Collectively owned grocery stores pop up in places like Jamaica Plain and Cambridge, where liberal-leaning residents make strong connections between their politics and their kitchen provisions. But what are the start-up and survival chances for a food co-op in the Bowdoin-Geneva section of Dorchester, where incomes are low, safety concerns are high, and people care more about the cost of a basket of food than whether it can be traced back to the source of a local farm?
This week, the Globe published a five-part series on the 68-block, Bowdoin-Geneva area, much of it focused on families unhinged by violence. But the reporters revealed a lot more about this neighborhood than its punishing streets and foreclosed homes. It was a story of renewal, symbolized by the growth of a community garden on Coleman Street.
Now Jhana Senxian, the garden’s chief tender, and other neighborhood leaders are directing their energies into the creation of a Dorchester food cooperative. It’s speculative. About a third of all new businesses fail in the first couple of years. Supermarkets present additional challenges in low-income neighborhoods, including the higher costs of fresh food and potential for low sales volume. It’s one thing for organizers to promote “a dynamic center for healthy eating and sustainable living that reflects the unique strengths and cultures of Dorchester.’’ It’s another thing to do it on the tiny profit margins typical of grocery stores.
Still, Dorchester residents and those beyond should consider a one-time investment of $100 to become member-owners of the Dorchester Community Food Co-op. Fresh food shouldn’t be the exclusive domain of the economic elite. This is the right time and place to spread the nutritional wealth.
Project manger Jenny Silverman, board member Senxian, and other backers are taking a business-like approach, including the commissioning of independent financial and site feasibility studies. Their passion is grounded in good planning. For more than a year, organizers have nurtured an appreciation for healthy eating in the community, first through a winter farmer’s market and later at a series of “Fresh Fridays’’ communal suppers where residents dined, enjoyed local entertainment, and swapped recipes for traditional dishes from Cape Verde, Haiti, and Vietnam.
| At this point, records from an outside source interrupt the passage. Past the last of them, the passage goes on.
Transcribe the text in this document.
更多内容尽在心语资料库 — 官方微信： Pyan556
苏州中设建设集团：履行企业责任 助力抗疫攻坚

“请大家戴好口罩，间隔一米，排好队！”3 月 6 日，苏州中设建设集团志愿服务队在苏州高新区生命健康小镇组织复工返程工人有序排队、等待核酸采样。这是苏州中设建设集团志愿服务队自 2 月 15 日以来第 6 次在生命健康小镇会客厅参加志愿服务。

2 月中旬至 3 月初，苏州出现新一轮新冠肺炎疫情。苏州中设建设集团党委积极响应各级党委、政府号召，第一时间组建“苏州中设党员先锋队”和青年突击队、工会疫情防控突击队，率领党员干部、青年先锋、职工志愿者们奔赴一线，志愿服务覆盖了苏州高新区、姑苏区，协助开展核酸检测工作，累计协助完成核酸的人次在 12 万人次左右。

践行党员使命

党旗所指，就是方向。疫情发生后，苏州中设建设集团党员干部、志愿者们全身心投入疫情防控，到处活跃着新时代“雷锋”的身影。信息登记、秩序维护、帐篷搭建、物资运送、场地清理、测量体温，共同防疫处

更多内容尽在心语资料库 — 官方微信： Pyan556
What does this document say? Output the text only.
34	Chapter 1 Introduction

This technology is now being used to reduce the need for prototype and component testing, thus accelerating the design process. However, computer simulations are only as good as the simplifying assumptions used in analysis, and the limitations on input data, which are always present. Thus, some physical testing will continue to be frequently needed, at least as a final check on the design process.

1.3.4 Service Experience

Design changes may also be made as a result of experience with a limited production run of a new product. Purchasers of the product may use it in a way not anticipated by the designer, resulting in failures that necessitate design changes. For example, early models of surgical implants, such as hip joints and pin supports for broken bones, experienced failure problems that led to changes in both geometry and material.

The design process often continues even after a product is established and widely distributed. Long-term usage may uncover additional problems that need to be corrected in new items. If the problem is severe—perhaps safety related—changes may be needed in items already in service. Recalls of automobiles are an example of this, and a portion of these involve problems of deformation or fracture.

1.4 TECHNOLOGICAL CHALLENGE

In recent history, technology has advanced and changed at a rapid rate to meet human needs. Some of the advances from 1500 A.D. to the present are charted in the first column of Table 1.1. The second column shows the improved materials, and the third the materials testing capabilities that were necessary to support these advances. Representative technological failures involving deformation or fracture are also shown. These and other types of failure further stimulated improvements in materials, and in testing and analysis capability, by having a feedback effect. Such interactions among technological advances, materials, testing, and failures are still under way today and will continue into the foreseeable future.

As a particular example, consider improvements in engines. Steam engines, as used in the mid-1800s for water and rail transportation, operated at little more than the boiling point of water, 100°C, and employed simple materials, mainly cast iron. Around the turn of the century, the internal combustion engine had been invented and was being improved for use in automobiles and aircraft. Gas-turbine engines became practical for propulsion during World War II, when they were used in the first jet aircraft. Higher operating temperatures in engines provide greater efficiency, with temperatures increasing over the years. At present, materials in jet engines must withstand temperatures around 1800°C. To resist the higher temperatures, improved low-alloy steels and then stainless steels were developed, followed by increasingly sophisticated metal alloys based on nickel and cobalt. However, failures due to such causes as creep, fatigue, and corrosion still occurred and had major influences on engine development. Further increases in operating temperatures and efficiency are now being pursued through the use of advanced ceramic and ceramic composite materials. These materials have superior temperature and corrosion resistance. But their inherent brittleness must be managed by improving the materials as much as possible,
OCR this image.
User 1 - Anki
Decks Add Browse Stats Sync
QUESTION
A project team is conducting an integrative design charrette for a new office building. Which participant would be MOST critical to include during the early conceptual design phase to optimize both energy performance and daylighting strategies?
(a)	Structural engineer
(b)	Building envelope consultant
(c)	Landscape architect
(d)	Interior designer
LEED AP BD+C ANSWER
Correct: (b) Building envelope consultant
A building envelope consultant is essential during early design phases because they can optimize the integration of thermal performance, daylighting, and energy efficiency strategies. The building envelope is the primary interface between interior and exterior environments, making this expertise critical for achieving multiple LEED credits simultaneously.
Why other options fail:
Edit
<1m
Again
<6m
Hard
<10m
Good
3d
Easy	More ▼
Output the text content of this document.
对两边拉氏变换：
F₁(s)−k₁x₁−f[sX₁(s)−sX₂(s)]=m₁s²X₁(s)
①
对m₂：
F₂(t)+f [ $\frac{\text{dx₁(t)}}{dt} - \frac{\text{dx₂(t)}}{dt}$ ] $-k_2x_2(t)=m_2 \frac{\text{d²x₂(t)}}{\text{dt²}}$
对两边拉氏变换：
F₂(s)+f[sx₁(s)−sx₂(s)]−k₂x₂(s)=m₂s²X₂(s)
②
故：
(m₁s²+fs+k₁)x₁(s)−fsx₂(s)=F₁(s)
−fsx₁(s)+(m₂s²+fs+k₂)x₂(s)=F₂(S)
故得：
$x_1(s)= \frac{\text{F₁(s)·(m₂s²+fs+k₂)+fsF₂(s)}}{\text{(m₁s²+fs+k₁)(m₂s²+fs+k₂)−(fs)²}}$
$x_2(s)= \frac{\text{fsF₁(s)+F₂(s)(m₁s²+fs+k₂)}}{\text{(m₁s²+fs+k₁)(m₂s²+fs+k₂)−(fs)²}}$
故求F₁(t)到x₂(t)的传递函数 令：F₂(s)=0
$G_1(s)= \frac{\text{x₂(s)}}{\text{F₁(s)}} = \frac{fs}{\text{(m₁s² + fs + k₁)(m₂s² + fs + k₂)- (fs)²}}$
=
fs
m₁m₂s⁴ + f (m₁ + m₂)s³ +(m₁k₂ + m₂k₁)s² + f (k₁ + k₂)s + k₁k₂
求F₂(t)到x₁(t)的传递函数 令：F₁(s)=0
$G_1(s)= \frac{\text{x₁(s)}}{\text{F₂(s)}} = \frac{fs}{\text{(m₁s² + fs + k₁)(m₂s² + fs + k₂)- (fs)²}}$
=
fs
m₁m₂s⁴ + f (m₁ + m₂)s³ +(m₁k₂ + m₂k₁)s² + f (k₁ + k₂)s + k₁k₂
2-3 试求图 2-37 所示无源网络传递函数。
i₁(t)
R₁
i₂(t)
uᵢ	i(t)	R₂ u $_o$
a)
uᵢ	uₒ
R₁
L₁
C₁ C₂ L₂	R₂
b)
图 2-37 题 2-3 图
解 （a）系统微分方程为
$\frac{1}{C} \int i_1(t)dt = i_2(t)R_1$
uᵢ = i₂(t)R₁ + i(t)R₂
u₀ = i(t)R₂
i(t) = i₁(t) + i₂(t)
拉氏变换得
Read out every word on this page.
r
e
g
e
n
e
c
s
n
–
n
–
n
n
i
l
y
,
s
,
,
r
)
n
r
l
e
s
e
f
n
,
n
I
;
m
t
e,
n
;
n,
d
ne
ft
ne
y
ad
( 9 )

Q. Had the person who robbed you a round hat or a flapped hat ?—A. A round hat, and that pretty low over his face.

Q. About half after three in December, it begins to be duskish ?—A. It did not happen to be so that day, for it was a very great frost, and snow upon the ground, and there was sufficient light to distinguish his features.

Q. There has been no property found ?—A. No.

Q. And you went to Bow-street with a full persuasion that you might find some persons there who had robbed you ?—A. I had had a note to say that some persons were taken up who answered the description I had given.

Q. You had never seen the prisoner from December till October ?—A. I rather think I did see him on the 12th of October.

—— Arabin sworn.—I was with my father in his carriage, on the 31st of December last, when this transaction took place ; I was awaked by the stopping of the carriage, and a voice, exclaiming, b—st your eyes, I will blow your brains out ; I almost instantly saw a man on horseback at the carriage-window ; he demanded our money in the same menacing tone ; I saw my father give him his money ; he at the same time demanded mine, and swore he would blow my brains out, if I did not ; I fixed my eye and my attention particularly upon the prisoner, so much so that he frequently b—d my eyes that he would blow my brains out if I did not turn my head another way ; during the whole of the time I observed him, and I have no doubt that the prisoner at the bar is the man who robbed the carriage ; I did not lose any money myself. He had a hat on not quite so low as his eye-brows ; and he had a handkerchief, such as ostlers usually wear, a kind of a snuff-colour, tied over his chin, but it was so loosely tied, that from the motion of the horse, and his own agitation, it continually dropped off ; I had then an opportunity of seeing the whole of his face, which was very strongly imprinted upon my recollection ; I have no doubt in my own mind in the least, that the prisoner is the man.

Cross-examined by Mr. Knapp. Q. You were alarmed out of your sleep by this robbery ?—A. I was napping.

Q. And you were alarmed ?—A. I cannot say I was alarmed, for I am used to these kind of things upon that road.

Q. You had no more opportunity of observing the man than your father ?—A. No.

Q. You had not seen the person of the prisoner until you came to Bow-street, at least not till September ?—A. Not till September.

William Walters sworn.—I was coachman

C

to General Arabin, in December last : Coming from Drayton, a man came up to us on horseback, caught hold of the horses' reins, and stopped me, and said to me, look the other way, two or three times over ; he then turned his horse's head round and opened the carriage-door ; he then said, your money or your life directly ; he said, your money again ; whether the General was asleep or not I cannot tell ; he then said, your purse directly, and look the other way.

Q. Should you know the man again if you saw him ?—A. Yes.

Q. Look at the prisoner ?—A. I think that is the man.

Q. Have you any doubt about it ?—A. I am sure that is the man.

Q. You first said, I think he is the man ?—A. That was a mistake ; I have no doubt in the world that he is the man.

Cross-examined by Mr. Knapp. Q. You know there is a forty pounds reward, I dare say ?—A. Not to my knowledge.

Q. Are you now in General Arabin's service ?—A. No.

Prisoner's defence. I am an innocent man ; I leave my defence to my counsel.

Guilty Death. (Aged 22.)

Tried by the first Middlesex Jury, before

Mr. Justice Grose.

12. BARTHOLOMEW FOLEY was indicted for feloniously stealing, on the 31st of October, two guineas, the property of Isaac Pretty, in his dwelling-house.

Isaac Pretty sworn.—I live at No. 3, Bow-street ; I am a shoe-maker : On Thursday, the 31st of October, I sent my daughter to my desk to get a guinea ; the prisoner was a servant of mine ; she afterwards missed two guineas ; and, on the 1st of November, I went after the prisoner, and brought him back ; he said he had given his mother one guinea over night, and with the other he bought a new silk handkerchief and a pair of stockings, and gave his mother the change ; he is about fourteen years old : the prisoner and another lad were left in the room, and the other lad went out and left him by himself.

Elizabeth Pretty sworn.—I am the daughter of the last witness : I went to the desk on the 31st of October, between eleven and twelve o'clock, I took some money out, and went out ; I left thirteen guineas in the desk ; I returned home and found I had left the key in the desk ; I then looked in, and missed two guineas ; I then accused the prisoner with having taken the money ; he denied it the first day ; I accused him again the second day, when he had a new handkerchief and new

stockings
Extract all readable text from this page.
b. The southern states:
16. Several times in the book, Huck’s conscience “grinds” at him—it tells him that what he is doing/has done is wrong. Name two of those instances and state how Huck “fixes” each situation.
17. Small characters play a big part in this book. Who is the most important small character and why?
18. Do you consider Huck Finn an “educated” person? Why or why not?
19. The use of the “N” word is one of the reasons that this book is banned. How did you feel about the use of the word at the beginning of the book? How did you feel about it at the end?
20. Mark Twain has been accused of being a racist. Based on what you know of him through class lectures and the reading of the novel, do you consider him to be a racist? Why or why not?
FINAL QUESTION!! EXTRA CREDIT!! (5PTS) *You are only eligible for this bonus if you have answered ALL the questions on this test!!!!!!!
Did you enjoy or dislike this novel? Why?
For more than a year, organizers have nurtured an appreciation for healthy eating in the community.
It was more than an exercise in community building among the area’s ethnic groups. Many food co-ops have found that profitability depends on the addition of on-site cafes or delis where people enjoy foods that are also available for sale on the shelves. Organizers are hoping that the Friday-night dinner concept will evolve into a cafe at the co-op.
While food co-ops in poor neighborhoods are rare, some thrive, according to Debbie Suassuna, a site and location specialist for the consulting firm Cooperative Development Services. Suassuna gave the thumbs up for the 2011 opening of the New Orleans Food Cooperative in the Faubourg Marigny section of the city. But the positive sales forecast in New Orleans, she said, depended in part on the siting of a police substation right next door.
Inner city co-ops, said Suassuna, also need to stock a higher percentage of conventional food items in order to be eligible for payments from some subsidized food programs. Often, the best way to keep prices low is to eschew the top-of-the-line organic food products in favor of lesser-known natural brands of good quality.
Suassuna will be in Boston next month to evaluate several proposed sites for the Dorchester co-op, including an empty lot at the corner of Bowdoin and Topliff streets. A financial analyst, meanwhile, will assess if equity shares, loans, grants, and other funding or leasing sources are sufficient to get the$7.5 million project off the ground.
Much remains to be done. Organizers have sold only 180 memberships toward a goal of 1,000. While anyone would be welcome to shop at the co-op, only members are eligible for profit sharing. The business plan also envisions the store as a source of bulk buying for institutions and even a “food hub’’ supplier for corner stores. But no one from the co-op, as of mid-week, had reached out to owners of the nearby bodegas. Such owners may feel threatened by the co-op. And this is a neighborhood that doesn’t need any additional tension.
Between now and the fall of 2014, when the co-op organizers hope to open, there won’t be much time for sitting back and sipping herbal tea.